As a pre-teen, I couldn’t wait to get the hell out of my cotton underwear and into something “sexy” to go with that hot trainer bra. I was practically an adult and I wanted to make sure my undergarments matched. I left my “flower power” panties behind and slapped on some Victoria’s Secret lace.
Maybe it is because I am at the old age of 22, I haven’t been in a serious relationship for about a year now, or maybe it was my summer on the organic farm, but I have found the errors of my ways. No more cheap, barely comfortable, pseudo-underwear. I am all about that cotton bikini.
The New York Times cites that “Sales of thongs decreased 7 percent over the last year, while sales of fuller styles — briefs, boy shorts, and high-waist briefs — have grown a collective 17 percent,” in 2015. Thongs have had their time, but they should make way for their fuller-bottomed sisters.
Now there is nothing wrong with a red thong when you’re about to hit the town, but even then, what is even the point? You have hooked a guy, you’re about to seal the deal, and he isn’t about to walk out if you have a pair of Hanes on instead of something sexier. Does he even know the difference? You bet your bottom dollar he doesn’t. Honestly, we believe we are catering to this male gaze, when really, I don’t even think they care. They just want to take it off. So, save your money and drop the synthetics and lace.
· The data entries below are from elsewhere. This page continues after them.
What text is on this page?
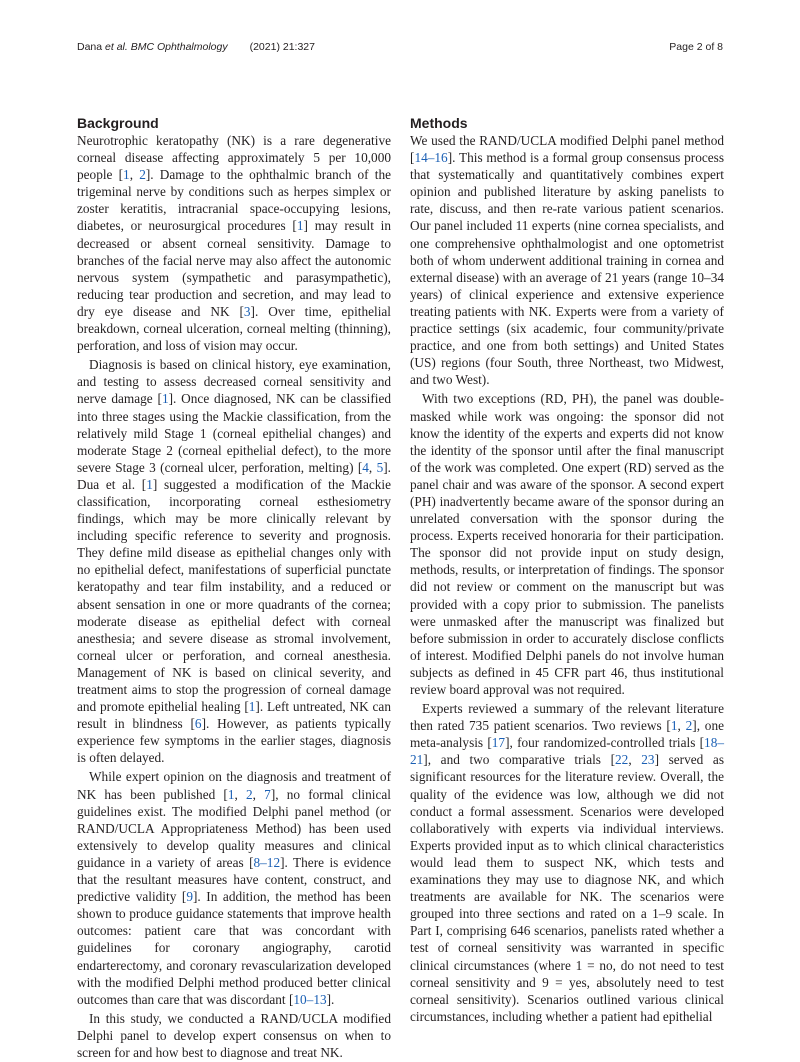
Dana et al. BMC Ophthalmology (2021) 21:327	Page 2 of 8
Background

Neurotrophic keratopathy (NK) is a rare degenerative corneal disease affecting approximately 5 per 10,000 people [1, 2]. Damage to the ophthalmic branch of the trigeminal nerve by conditions such as herpes simplex or zoster keratitis, intracranial space-occupying lesions, diabetes, or neurosurgical procedures [1] may result in decreased or absent corneal sensitivity. Damage to branches of the facial nerve may also affect the autonomic nervous system (sympathetic and parasympathetic), reducing tear production and secretion, and may lead to dry eye disease and NK [3]. Over time, epithelial breakdown, corneal ulceration, corneal melting (thinning), perforation, and loss of vision may occur.

Diagnosis is based on clinical history, eye examination, and testing to assess decreased corneal sensitivity and nerve damage [1]. Once diagnosed, NK can be classified into three stages using the Mackie classification, from the relatively mild Stage 1 (corneal epithelial changes) and moderate Stage 2 (corneal epithelial defect), to the more severe Stage 3 (corneal ulcer, perforation, melting) [4, 5]. Dua et al. [1] suggested a modification of the Mackie classification, incorporating corneal esthesiometry findings, which may be more clinically relevant by including specific reference to severity and prognosis. They define mild disease as epithelial changes only with no epithelial defect, manifestations of superficial punctate keratopathy and tear film instability, and a reduced or absent sensation in one or more quadrants of the cornea; moderate disease as epithelial defect with corneal anesthesia; and severe disease as stromal involvement, corneal ulcer or perforation, and corneal anesthesia. Management of NK is based on clinical severity, and treatment aims to stop the progression of corneal damage and promote epithelial healing [1]. Left untreated, NK can result in blindness [6]. However, as patients typically experience few symptoms in the earlier stages, diagnosis is often delayed.

While expert opinion on the diagnosis and treatment of NK has been published [1, 2, 7], no formal clinical guidelines exist. The modified Delphi panel method (or RAND/UCLA Appropriateness Method) has been used extensively to develop quality measures and clinical guidance in a variety of areas [8–12]. There is evidence that the resultant measures have content, construct, and predictive validity [9]. In addition, the method has been shown to produce guidance statements that improve health outcomes: patient care that was concordant with guidelines for coronary angiography, carotid endarterectomy, and coronary revascularization developed with the modified Delphi method produced better clinical outcomes than care that was discordant [10–13].

In this study, we conducted a RAND/UCLA modified Delphi panel to develop expert consensus on when to screen for and how best to diagnose and treat NK.

Methods

We used the RAND/UCLA modified Delphi panel method [14–16]. This method is a formal group consensus process that systematically and quantitatively combines expert opinion and published literature by asking panelists to rate, discuss, and then re-rate various patient scenarios. Our panel included 11 experts (nine cornea specialists, and one comprehensive ophthalmologist and one optometrist both of whom underwent additional training in cornea and external disease) with an average of 21 years (range 10–34 years) of clinical experience and extensive experience treating patients with NK. Experts were from a variety of practice settings (six academic, four community/private practice, and one from both settings) and United States (US) regions (four South, three Northeast, two Midwest, and two West).

With two exceptions (RD, PH), the panel was double-masked while work was ongoing: the sponsor did not know the identity of the experts and experts did not know the identity of the sponsor until after the final manuscript of the work was completed. One expert (RD) served as the panel chair and was aware of the sponsor. A second expert (PH) inadvertently became aware of the sponsor during an unrelated conversation with the sponsor during the process. Experts received honoraria for their participation. The sponsor did not provide input on study design, methods, results, or interpretation of findings. The sponsor did not review or comment on the manuscript but was provided with a copy prior to submission. The panelists were unmasked after the manuscript was finalized but before submission in order to accurately disclose conflicts of interest. Modified Delphi panels do not involve human subjects as defined in 45 CFR part 46, thus institutional review board approval was not required.

Experts reviewed a summary of the relevant literature then rated 735 patient scenarios. Two reviews [1, 2], one meta-analysis [17], four randomized-controlled trials [18–21], and two comparative trials [22, 23] served as significant resources for the literature review. Overall, the quality of the evidence was low, although we did not conduct a formal assessment. Scenarios were developed collaboratively with experts via individual interviews. Experts provided input as to which clinical characteristics would lead them to suspect NK, which tests and examinations they may use to diagnose NK, and which treatments are available for NK. The scenarios were grouped into three sections and rated on a 1–9 scale. In Part I, comprising 646 scenarios, panelists rated whether a test of corneal sensitivity was warranted in specific clinical circumstances (where 1 = no, do not need to test corneal sensitivity and 9 = yes, absolutely need to test corneal sensitivity). Scenarios outlined various clinical circumstances, including whether a patient had epithelial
And, yeah, sometimes you throw on that black silk number for yourself, but maybe it is time to slip into something healthier and more comfy for yourself too.
Cotton and comfortable don't have to be completely unpleasant to look at. Take the new craze of Calvin Klein Sports bras and bikini sets. That sh*t is all over the internet and actually really sexual. These ads prove that bikini bottoms do not have to be unappealing and for your grandmother. If Kylie can do it, so can you.
To break off of the cotton for a second, but to stay with the idea of bikini, I have recently fallen in love with Exofficio. I recently did some research for future travel and found that people were raving about the brand. Well, I invested in a pair of their simple bottoms, and I did not know underwear could be this comfortable. Although they are not cotton, they are made to be just as good for you as cotton, but to dry faster and keep moisture away more than cotton.
As our tastes turn from super sexy to androgynist undergarments, like the simple bralette, I believe deciding on health and comfortability will exceed 7 for $27 of shitty lace that you will inevitably shove your thumb through. It all comes down to options, though. If that black thong is calling your name, then pull that lace up proudly, but know that if you want granny panties today, that’s okay too. You’re the only one who has to wear them, so be happy with whatcha got.